A rules suspension was required to consider the item since it was not on Tuesday night's published agenda. Once the rules had been suspended, Commissioner Bobby Fox moved for the county to make a proposal to NRCS. The motion was approved 14-1-3, with Joe Tillett opposed, Jimmy Woodson, Denise Graham and Mark Thomas abstaining.
In other discussion, commission approved budget amendments for the school system and the county general budget, and approved the financing for 10 new sheriff's department vehicles, the purchase of which had already been approved at previous meetings.
The commission also approved a zoning change from A-1 (agriculture) to R-1 (residential) at 4360 U.S. 41A in Rover, so that owner Benton Poore can convert a home into a duplex.
The commission approved the appointment of Amanda Floyd to a District 1 seat on the Emergency Communications District board. The seat had been vacant for months while County Mayor Eugene Ray searched for someone in the district who was interested in serving.
The commission also approved Ray's nominations of John Jones, Charles McDonald and Thomas Smith for one open seat on the Duck River Agency board. The state asks the county to submit three names in nomination and will select one of them for the seat.
Commissioners approved surplus property declarations from the county-owned medical building on Union Street, from Bedford County Animal Control, and from the Circuit Court Clerk.
This was also the month for quarterly department reports.
l Trustee Tonya Davis said that county revenue is running positive and that the county's acceptance of partial payments for property tax, as opposed to the old policy of only accepting the entire amount at once, has helped with collections.

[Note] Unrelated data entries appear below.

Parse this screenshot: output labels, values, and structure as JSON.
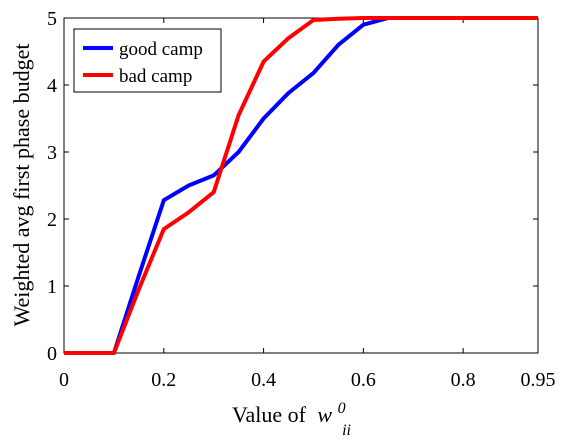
{
  "chart_data": {
    "type": "line",
    "title": "",
    "xlabel": "Value of",
    "xlabel_symbol": "w",
    "xlabel_sup": "0",
    "xlabel_sub": "ii",
    "ylabel": "Weighted avg first phase budget",
    "xlim": [
      0,
      0.95
    ],
    "ylim": [
      0,
      5
    ],
    "xticks": [
      0,
      0.2,
      0.4,
      0.6,
      0.8,
      0.95
    ],
    "xtick_labels": [
      "0",
      "0.2",
      "0.4",
      "0.6",
      "0.8",
      "0.95"
    ],
    "yticks": [
      0,
      1,
      2,
      3,
      4,
      5
    ],
    "ytick_labels": [
      "0",
      "1",
      "2",
      "3",
      "4",
      "5"
    ],
    "grid": false,
    "legend_position": "top-left",
    "series": [
      {
        "name": "good camp",
        "color": "#0000ff",
        "x": [
          0,
          0.1,
          0.15,
          0.2,
          0.25,
          0.3,
          0.35,
          0.4,
          0.45,
          0.5,
          0.55,
          0.6,
          0.65,
          0.7,
          0.75,
          0.8,
          0.85,
          0.9,
          0.95
        ],
        "y": [
          0,
          0,
          1.15,
          2.28,
          2.5,
          2.65,
          3.0,
          3.5,
          3.88,
          4.18,
          4.6,
          4.9,
          5.0,
          5.0,
          5.0,
          5.0,
          5.0,
          5.0,
          5.0
        ]
      },
      {
        "name": "bad camp",
        "color": "#ff0000",
        "x": [
          0,
          0.1,
          0.15,
          0.2,
          0.25,
          0.3,
          0.35,
          0.4,
          0.45,
          0.5,
          0.55,
          0.6,
          0.65,
          0.7,
          0.75,
          0.8,
          0.85,
          0.9,
          0.95
        ],
        "y": [
          0,
          0,
          0.95,
          1.85,
          2.1,
          2.4,
          3.55,
          4.35,
          4.7,
          4.97,
          4.99,
          5.0,
          5.0,
          5.0,
          5.0,
          5.0,
          5.0,
          5.0,
          5.0
        ]
      }
    ]
  }
}
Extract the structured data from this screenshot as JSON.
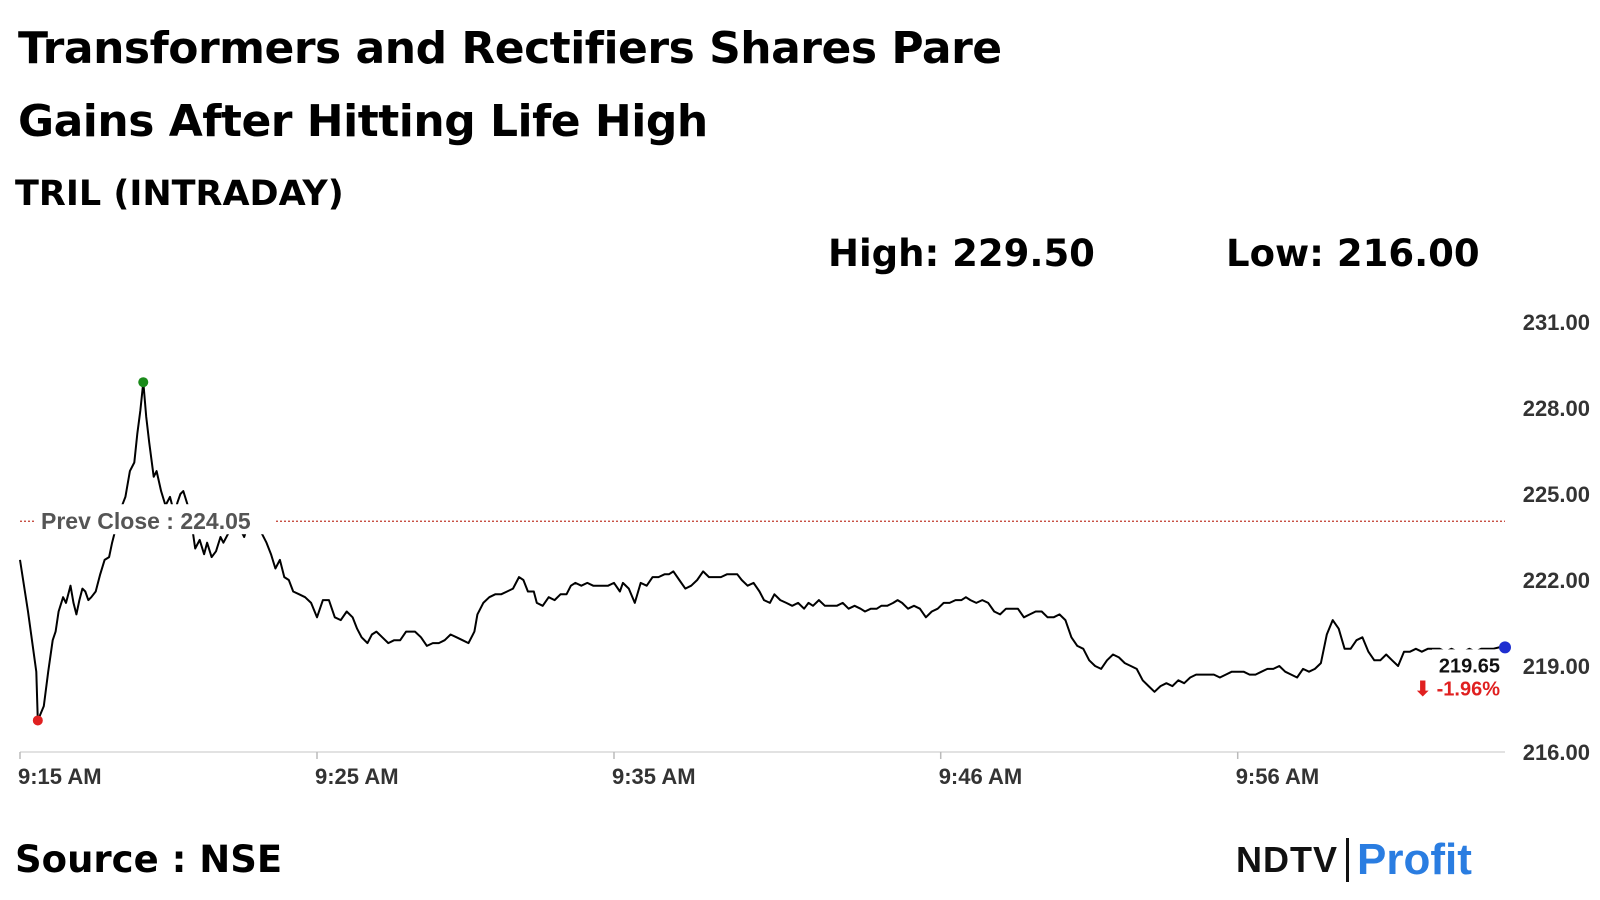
{
  "header": {
    "title": "Transformers and Rectifiers Shares Pare Gains After Hitting Life High",
    "subtitle": "TRIL (INTRADAY)",
    "high_text": "High: 229.50",
    "low_text": "Low: 216.00"
  },
  "footer": {
    "source": "Source : NSE",
    "logo_left": "NDTV",
    "logo_right": "Profit"
  },
  "colors": {
    "line": "#000000",
    "prev_close": "#c0392b",
    "high_marker": "#1a8a1a",
    "low_marker": "#e02020",
    "last_marker": "#1f2fd0",
    "change": "#e02020",
    "logo_profit": "#2a7de1"
  },
  "chart_data": {
    "type": "line",
    "x_label": "",
    "y_label": "",
    "ylim": [
      216,
      231
    ],
    "y_ticks": [
      "231.00",
      "228.00",
      "225.00",
      "222.00",
      "219.00",
      "216.00"
    ],
    "x_ticks": [
      "9:15 AM",
      "9:25 AM",
      "9:35 AM",
      "9:46 AM",
      "9:56 AM"
    ],
    "x_tick_minutes": [
      0,
      10,
      20,
      31,
      41
    ],
    "x_range_minutes": [
      0,
      50
    ],
    "prev_close": 224.05,
    "prev_close_label": "Prev Close : 224.05",
    "last_value_label": "219.65",
    "change_label": "⬇ -1.96%",
    "grid": false,
    "series": [
      {
        "values": [
          [
            0.0,
            222.7
          ],
          [
            0.27,
            220.9
          ],
          [
            0.55,
            218.8
          ],
          [
            0.6,
            217.1
          ],
          [
            0.8,
            217.6
          ],
          [
            0.95,
            218.8
          ],
          [
            1.1,
            219.9
          ],
          [
            1.2,
            220.2
          ],
          [
            1.3,
            220.9
          ],
          [
            1.45,
            221.4
          ],
          [
            1.55,
            221.2
          ],
          [
            1.7,
            221.8
          ],
          [
            1.8,
            221.2
          ],
          [
            1.9,
            220.8
          ],
          [
            2.0,
            221.3
          ],
          [
            2.1,
            221.7
          ],
          [
            2.2,
            221.6
          ],
          [
            2.3,
            221.3
          ],
          [
            2.4,
            221.4
          ],
          [
            2.55,
            221.6
          ],
          [
            2.7,
            222.2
          ],
          [
            2.85,
            222.7
          ],
          [
            3.0,
            222.8
          ],
          [
            3.1,
            223.3
          ],
          [
            3.25,
            223.9
          ],
          [
            3.4,
            224.5
          ],
          [
            3.55,
            224.9
          ],
          [
            3.7,
            225.8
          ],
          [
            3.85,
            226.1
          ],
          [
            3.95,
            227.1
          ],
          [
            4.05,
            227.9
          ],
          [
            4.15,
            228.9
          ],
          [
            4.25,
            227.7
          ],
          [
            4.35,
            226.8
          ],
          [
            4.5,
            225.6
          ],
          [
            4.6,
            225.8
          ],
          [
            4.75,
            225.1
          ],
          [
            4.9,
            224.6
          ],
          [
            5.05,
            224.9
          ],
          [
            5.2,
            224.3
          ],
          [
            5.3,
            224.7
          ],
          [
            5.4,
            225.0
          ],
          [
            5.5,
            225.1
          ],
          [
            5.65,
            224.6
          ],
          [
            5.8,
            223.8
          ],
          [
            5.9,
            223.1
          ],
          [
            6.05,
            223.4
          ],
          [
            6.2,
            222.9
          ],
          [
            6.3,
            223.3
          ],
          [
            6.45,
            222.8
          ],
          [
            6.6,
            223.0
          ],
          [
            6.75,
            223.5
          ],
          [
            6.85,
            223.3
          ],
          [
            7.0,
            223.6
          ],
          [
            7.1,
            223.9
          ],
          [
            7.25,
            224.0
          ],
          [
            7.4,
            223.8
          ],
          [
            7.55,
            223.5
          ],
          [
            7.7,
            224.0
          ],
          [
            7.85,
            223.8
          ],
          [
            8.0,
            224.0
          ],
          [
            8.15,
            223.6
          ],
          [
            8.3,
            223.3
          ],
          [
            8.45,
            222.9
          ],
          [
            8.6,
            222.4
          ],
          [
            8.75,
            222.7
          ],
          [
            8.9,
            222.1
          ],
          [
            9.05,
            222.0
          ],
          [
            9.2,
            221.6
          ],
          [
            9.4,
            221.5
          ],
          [
            9.6,
            221.4
          ],
          [
            9.8,
            221.2
          ],
          [
            10.0,
            220.7
          ],
          [
            10.2,
            221.3
          ],
          [
            10.4,
            221.3
          ],
          [
            10.6,
            220.7
          ],
          [
            10.8,
            220.6
          ],
          [
            11.0,
            220.9
          ],
          [
            11.2,
            220.7
          ],
          [
            11.35,
            220.3
          ],
          [
            11.5,
            220.0
          ],
          [
            11.7,
            219.8
          ],
          [
            11.85,
            220.1
          ],
          [
            12.0,
            220.2
          ],
          [
            12.2,
            220.0
          ],
          [
            12.4,
            219.8
          ],
          [
            12.6,
            219.9
          ],
          [
            12.8,
            219.9
          ],
          [
            13.0,
            220.2
          ],
          [
            13.15,
            220.2
          ],
          [
            13.3,
            220.2
          ],
          [
            13.5,
            220.0
          ],
          [
            13.7,
            219.7
          ],
          [
            13.9,
            219.8
          ],
          [
            14.1,
            219.8
          ],
          [
            14.3,
            219.9
          ],
          [
            14.5,
            220.1
          ],
          [
            14.7,
            220.0
          ],
          [
            14.9,
            219.9
          ],
          [
            15.1,
            219.8
          ],
          [
            15.3,
            220.2
          ],
          [
            15.4,
            220.8
          ],
          [
            15.6,
            221.2
          ],
          [
            15.8,
            221.4
          ],
          [
            16.0,
            221.5
          ],
          [
            16.2,
            221.5
          ],
          [
            16.4,
            221.6
          ],
          [
            16.6,
            221.7
          ],
          [
            16.8,
            222.1
          ],
          [
            16.95,
            222.0
          ],
          [
            17.1,
            221.6
          ],
          [
            17.3,
            221.6
          ],
          [
            17.4,
            221.2
          ],
          [
            17.6,
            221.1
          ],
          [
            17.8,
            221.4
          ],
          [
            18.0,
            221.3
          ],
          [
            18.2,
            221.5
          ],
          [
            18.4,
            221.5
          ],
          [
            18.55,
            221.8
          ],
          [
            18.7,
            221.9
          ],
          [
            18.9,
            221.8
          ],
          [
            19.1,
            221.9
          ],
          [
            19.3,
            221.8
          ],
          [
            19.45,
            221.8
          ],
          [
            19.6,
            221.8
          ],
          [
            19.8,
            221.8
          ],
          [
            20.0,
            221.9
          ],
          [
            20.2,
            221.6
          ],
          [
            20.3,
            221.9
          ],
          [
            20.5,
            221.7
          ],
          [
            20.7,
            221.2
          ],
          [
            20.9,
            221.9
          ],
          [
            21.1,
            221.8
          ],
          [
            21.3,
            222.1
          ],
          [
            21.5,
            222.1
          ],
          [
            21.7,
            222.2
          ],
          [
            21.85,
            222.2
          ],
          [
            22.0,
            222.3
          ],
          [
            22.2,
            222.0
          ],
          [
            22.4,
            221.7
          ],
          [
            22.6,
            221.8
          ],
          [
            22.8,
            222.0
          ],
          [
            23.0,
            222.3
          ],
          [
            23.2,
            222.1
          ],
          [
            23.4,
            222.1
          ],
          [
            23.6,
            222.1
          ],
          [
            23.8,
            222.2
          ],
          [
            24.0,
            222.2
          ],
          [
            24.15,
            222.2
          ],
          [
            24.3,
            222.0
          ],
          [
            24.5,
            221.8
          ],
          [
            24.7,
            221.9
          ],
          [
            24.9,
            221.6
          ],
          [
            25.05,
            221.3
          ],
          [
            25.25,
            221.2
          ],
          [
            25.4,
            221.5
          ],
          [
            25.6,
            221.3
          ],
          [
            25.8,
            221.2
          ],
          [
            26.0,
            221.1
          ],
          [
            26.2,
            221.2
          ],
          [
            26.4,
            221.0
          ],
          [
            26.55,
            221.2
          ],
          [
            26.7,
            221.1
          ],
          [
            26.9,
            221.3
          ],
          [
            27.1,
            221.1
          ],
          [
            27.3,
            221.1
          ],
          [
            27.5,
            221.1
          ],
          [
            27.7,
            221.2
          ],
          [
            27.9,
            221.0
          ],
          [
            28.1,
            221.1
          ],
          [
            28.3,
            221.0
          ],
          [
            28.45,
            220.9
          ],
          [
            28.65,
            221.0
          ],
          [
            28.85,
            221.0
          ],
          [
            29.0,
            221.1
          ],
          [
            29.2,
            221.1
          ],
          [
            29.4,
            221.2
          ],
          [
            29.55,
            221.3
          ],
          [
            29.7,
            221.2
          ],
          [
            29.9,
            221.0
          ],
          [
            30.1,
            221.1
          ],
          [
            30.3,
            221.0
          ],
          [
            30.5,
            220.7
          ],
          [
            30.7,
            220.9
          ],
          [
            30.9,
            221.0
          ],
          [
            31.1,
            221.2
          ],
          [
            31.3,
            221.2
          ],
          [
            31.5,
            221.3
          ],
          [
            31.7,
            221.3
          ],
          [
            31.85,
            221.4
          ],
          [
            32.0,
            221.3
          ],
          [
            32.2,
            221.2
          ],
          [
            32.4,
            221.3
          ],
          [
            32.6,
            221.2
          ],
          [
            32.8,
            220.9
          ],
          [
            33.0,
            220.8
          ],
          [
            33.2,
            221.0
          ],
          [
            33.4,
            221.0
          ],
          [
            33.6,
            221.0
          ],
          [
            33.8,
            220.7
          ],
          [
            34.0,
            220.8
          ],
          [
            34.2,
            220.9
          ],
          [
            34.4,
            220.9
          ],
          [
            34.6,
            220.7
          ],
          [
            34.8,
            220.7
          ],
          [
            35.0,
            220.8
          ],
          [
            35.2,
            220.6
          ],
          [
            35.4,
            220.0
          ],
          [
            35.6,
            219.7
          ],
          [
            35.8,
            219.6
          ],
          [
            36.0,
            219.2
          ],
          [
            36.2,
            219.0
          ],
          [
            36.4,
            218.9
          ],
          [
            36.6,
            219.2
          ],
          [
            36.8,
            219.4
          ],
          [
            37.0,
            219.3
          ],
          [
            37.2,
            219.1
          ],
          [
            37.4,
            219.0
          ],
          [
            37.6,
            218.9
          ],
          [
            37.8,
            218.5
          ],
          [
            38.0,
            218.3
          ],
          [
            38.2,
            218.1
          ],
          [
            38.4,
            218.3
          ],
          [
            38.6,
            218.4
          ],
          [
            38.8,
            218.3
          ],
          [
            39.0,
            218.5
          ],
          [
            39.2,
            218.4
          ],
          [
            39.4,
            218.6
          ],
          [
            39.6,
            218.7
          ],
          [
            39.8,
            218.7
          ],
          [
            40.0,
            218.7
          ],
          [
            40.2,
            218.7
          ],
          [
            40.4,
            218.6
          ],
          [
            40.6,
            218.7
          ],
          [
            40.8,
            218.8
          ],
          [
            41.0,
            218.8
          ],
          [
            41.2,
            218.8
          ],
          [
            41.4,
            218.7
          ],
          [
            41.6,
            218.7
          ],
          [
            41.8,
            218.8
          ],
          [
            42.0,
            218.9
          ],
          [
            42.2,
            218.9
          ],
          [
            42.4,
            219.0
          ],
          [
            42.6,
            218.8
          ],
          [
            42.8,
            218.7
          ],
          [
            43.0,
            218.6
          ],
          [
            43.2,
            218.9
          ],
          [
            43.4,
            218.8
          ],
          [
            43.6,
            218.9
          ],
          [
            43.8,
            219.1
          ],
          [
            44.0,
            220.1
          ],
          [
            44.2,
            220.6
          ],
          [
            44.4,
            220.3
          ],
          [
            44.6,
            219.6
          ],
          [
            44.8,
            219.6
          ],
          [
            45.0,
            219.9
          ],
          [
            45.2,
            220.0
          ],
          [
            45.4,
            219.5
          ],
          [
            45.6,
            219.2
          ],
          [
            45.8,
            219.2
          ],
          [
            46.0,
            219.4
          ],
          [
            46.2,
            219.2
          ],
          [
            46.4,
            219.0
          ],
          [
            46.6,
            219.5
          ],
          [
            46.8,
            219.5
          ],
          [
            47.0,
            219.6
          ],
          [
            47.2,
            219.5
          ],
          [
            47.4,
            219.6
          ],
          [
            47.6,
            219.6
          ],
          [
            47.8,
            219.6
          ],
          [
            48.0,
            219.5
          ],
          [
            48.2,
            219.6
          ],
          [
            48.4,
            219.5
          ],
          [
            48.6,
            219.5
          ],
          [
            48.8,
            219.6
          ],
          [
            49.0,
            219.5
          ],
          [
            49.2,
            219.6
          ],
          [
            49.4,
            219.6
          ],
          [
            49.6,
            219.6
          ],
          [
            49.8,
            219.65
          ],
          [
            50.0,
            219.65
          ]
        ]
      }
    ]
  }
}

l Veterans Service Officer Gordon Warren reported that his department's van, used to transport veterans to medical appointments, is not running well. Commissioner Linda Yockey suggested that Warren get a price quote on replacing it and submit it as part of the budget process for the 2013-14 fiscal year.
l The county is now officially a part of the Interlocal Solid Waste Authority, but Lynn Wampler of ISWA has suggested that the county not disband the Bedford County Solid Waste Authority board just yet.
l Yockey said that closing schools during elections is an inconvenience and suggested that the county consider moving away from school-based precinct locations.
l Register of Deeds Johnny Reed repeated his warning about direct mail solicitations offering to provide property owners with a copy of their deed for $84 or $89.
Reed can provide those copies from his office in the basement of the US Bank buildiong for 25 cents per page, with a typical deed costing only 75 cents. Reed said a second vendor is now sending out the solicitations.